Itching fit uncovered pregnancy condition

An Angus mum has told how she discovered her unborn baby was at risk after she developing an itchy rash.

Kerry Anderson, from Montrose, had to give birth to daughter Chloe at just 38 weeks after being diagnosed with intrahepatic cholestasis of pregnancy (ICP).

ICP, which is also known as obstetric cholestasis (OC), is the most common liver condition of pregnancy and affects around 5,500 women in the UK each year.

The main presenting symptom of the condition is itching, which could be mild to so severe the woman scratches herself until she bleeds.

The condition carries concern for the unborn baby as researchers have shown that the risk of stillbirth is three times higher for women suffering from severe ICP than those with an uncomplicated pregnancy.

Kerry’s daughter Chloe was born in August 2013 after she was induced at Ninewells Hospital and she’s now raising awareness of the pregnancy-specific liver condition.

The 33-year-old, who works as a team leader for Sky in Aberdeen, is now expecting a baby again, but luckily ICP has so far not been diagnosed in her latest pregnancy.

“We are all aware of the more common conditions like pre-eclampsia and gestational diabetes, but there is a real lack of awareness of ICP,” she said.

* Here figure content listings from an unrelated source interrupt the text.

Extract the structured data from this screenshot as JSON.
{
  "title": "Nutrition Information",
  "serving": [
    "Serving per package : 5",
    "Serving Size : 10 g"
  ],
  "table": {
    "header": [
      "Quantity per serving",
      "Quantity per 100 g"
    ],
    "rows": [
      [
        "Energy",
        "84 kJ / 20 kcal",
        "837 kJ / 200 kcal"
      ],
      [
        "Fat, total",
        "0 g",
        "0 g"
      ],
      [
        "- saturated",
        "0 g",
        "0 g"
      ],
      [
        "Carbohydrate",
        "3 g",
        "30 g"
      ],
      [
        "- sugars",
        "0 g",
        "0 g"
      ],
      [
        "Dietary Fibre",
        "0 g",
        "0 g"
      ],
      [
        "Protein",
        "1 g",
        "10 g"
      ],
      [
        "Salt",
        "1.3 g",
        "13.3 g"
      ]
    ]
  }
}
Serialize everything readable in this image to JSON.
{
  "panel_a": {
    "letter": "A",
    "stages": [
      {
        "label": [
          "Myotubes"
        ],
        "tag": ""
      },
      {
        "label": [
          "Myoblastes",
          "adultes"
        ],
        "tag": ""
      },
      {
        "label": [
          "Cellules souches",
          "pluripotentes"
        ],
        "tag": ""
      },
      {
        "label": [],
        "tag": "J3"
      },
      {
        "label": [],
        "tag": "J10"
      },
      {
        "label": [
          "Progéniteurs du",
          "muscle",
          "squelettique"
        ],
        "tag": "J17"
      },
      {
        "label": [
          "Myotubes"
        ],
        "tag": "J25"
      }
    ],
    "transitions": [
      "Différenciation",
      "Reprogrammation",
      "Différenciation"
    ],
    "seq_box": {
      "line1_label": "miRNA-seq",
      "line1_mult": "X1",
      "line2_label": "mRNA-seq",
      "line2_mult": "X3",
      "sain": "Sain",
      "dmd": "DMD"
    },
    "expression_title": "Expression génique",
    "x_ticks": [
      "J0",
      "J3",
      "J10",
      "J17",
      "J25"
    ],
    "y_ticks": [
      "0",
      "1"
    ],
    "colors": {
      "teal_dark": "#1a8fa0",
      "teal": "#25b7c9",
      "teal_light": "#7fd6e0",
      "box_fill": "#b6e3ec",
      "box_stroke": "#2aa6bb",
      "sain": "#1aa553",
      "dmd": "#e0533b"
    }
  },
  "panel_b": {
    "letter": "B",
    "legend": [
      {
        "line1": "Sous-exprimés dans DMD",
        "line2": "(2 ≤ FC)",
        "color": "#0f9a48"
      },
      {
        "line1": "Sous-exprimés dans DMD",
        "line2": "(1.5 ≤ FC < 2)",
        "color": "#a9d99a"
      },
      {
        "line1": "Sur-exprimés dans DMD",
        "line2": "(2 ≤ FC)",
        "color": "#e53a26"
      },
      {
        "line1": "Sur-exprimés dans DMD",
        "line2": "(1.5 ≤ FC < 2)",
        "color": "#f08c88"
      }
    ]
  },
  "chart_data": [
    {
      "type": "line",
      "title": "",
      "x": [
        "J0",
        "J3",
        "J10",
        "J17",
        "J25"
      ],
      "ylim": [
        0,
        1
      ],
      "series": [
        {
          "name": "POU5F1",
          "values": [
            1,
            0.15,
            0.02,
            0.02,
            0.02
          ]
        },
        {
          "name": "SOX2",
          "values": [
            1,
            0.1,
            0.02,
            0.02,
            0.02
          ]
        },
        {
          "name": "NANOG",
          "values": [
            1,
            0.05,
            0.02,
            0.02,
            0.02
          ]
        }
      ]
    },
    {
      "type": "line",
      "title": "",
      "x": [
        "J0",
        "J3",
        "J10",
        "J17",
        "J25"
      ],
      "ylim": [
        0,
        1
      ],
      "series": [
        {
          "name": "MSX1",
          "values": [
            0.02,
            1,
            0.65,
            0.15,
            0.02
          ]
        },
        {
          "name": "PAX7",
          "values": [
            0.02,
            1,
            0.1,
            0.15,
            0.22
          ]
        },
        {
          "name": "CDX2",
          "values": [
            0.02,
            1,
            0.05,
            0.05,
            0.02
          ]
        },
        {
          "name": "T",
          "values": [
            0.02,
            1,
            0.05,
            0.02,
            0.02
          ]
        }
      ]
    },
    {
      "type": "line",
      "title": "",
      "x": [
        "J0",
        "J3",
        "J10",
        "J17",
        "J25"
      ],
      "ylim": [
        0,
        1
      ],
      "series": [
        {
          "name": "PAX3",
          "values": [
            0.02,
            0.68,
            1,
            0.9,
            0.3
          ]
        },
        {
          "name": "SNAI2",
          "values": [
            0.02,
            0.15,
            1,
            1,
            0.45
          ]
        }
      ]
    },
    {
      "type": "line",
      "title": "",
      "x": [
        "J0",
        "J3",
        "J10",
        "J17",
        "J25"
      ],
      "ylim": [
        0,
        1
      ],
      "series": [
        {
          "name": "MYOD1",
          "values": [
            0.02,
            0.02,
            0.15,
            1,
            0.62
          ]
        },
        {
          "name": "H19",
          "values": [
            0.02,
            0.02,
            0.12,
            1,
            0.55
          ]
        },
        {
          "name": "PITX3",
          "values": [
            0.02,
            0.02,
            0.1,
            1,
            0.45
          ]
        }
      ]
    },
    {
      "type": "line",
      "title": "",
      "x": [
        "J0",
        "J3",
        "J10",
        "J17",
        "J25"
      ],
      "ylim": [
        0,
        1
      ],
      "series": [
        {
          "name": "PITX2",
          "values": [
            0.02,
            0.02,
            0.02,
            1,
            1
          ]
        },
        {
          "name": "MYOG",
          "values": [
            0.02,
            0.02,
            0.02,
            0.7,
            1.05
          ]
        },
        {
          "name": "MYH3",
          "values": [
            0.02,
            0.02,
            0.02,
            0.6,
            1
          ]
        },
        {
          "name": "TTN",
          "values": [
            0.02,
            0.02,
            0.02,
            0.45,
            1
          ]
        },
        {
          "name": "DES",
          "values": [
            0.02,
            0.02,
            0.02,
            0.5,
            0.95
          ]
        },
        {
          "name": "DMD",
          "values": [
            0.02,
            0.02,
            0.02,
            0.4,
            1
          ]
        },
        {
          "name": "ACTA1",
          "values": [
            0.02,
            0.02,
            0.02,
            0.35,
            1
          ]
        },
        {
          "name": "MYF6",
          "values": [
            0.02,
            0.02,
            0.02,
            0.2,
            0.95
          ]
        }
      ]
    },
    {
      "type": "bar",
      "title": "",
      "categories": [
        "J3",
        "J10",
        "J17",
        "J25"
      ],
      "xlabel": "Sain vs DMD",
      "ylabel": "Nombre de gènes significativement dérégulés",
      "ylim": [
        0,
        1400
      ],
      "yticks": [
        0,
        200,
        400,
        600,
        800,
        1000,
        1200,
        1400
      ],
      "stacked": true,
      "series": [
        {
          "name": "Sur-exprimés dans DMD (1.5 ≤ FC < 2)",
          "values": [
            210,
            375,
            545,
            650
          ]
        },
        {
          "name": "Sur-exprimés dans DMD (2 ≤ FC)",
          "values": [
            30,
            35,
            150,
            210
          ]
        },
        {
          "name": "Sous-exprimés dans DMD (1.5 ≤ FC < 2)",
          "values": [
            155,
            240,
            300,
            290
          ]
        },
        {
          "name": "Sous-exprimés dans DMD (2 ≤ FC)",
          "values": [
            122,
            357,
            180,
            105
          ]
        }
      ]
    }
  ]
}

“I was 33 weeks pregnant when I began itching, but it was the middle of July and it was quite hot and itching is normal because your skin is stretching.

“I went to an antenatal class and I was really itching my bump, my legs, my hands, my feet the lot.

“The midwife referred me to Ninewells and I was diagnosed with ICP.

“It was quite daunting because I wasn’t aware of the condition.

“It was worrying because you don’t want a premature baby, but they were talking about inducing me at 35 weeks but luckily I made it a bit longer and the care I got was fantastic.

“Chloe was born at 38 weeks, which they won’t let you go past because the dangers can be stillbirth.”

Chloe was born healthy, but Kerry said she would not like to imagine what might have happened if the condition had not been picked up when it was.

Kerry is at a higher risk of getting ICP again, but after a long discussion with her husband they decided to try for another baby knowing what to expect this time around.

Now six months pregnant, Kerry and eight of her Sky colleagues recently walked eight miles from the Falkirk Wheel to the Kelpies for ICP Support.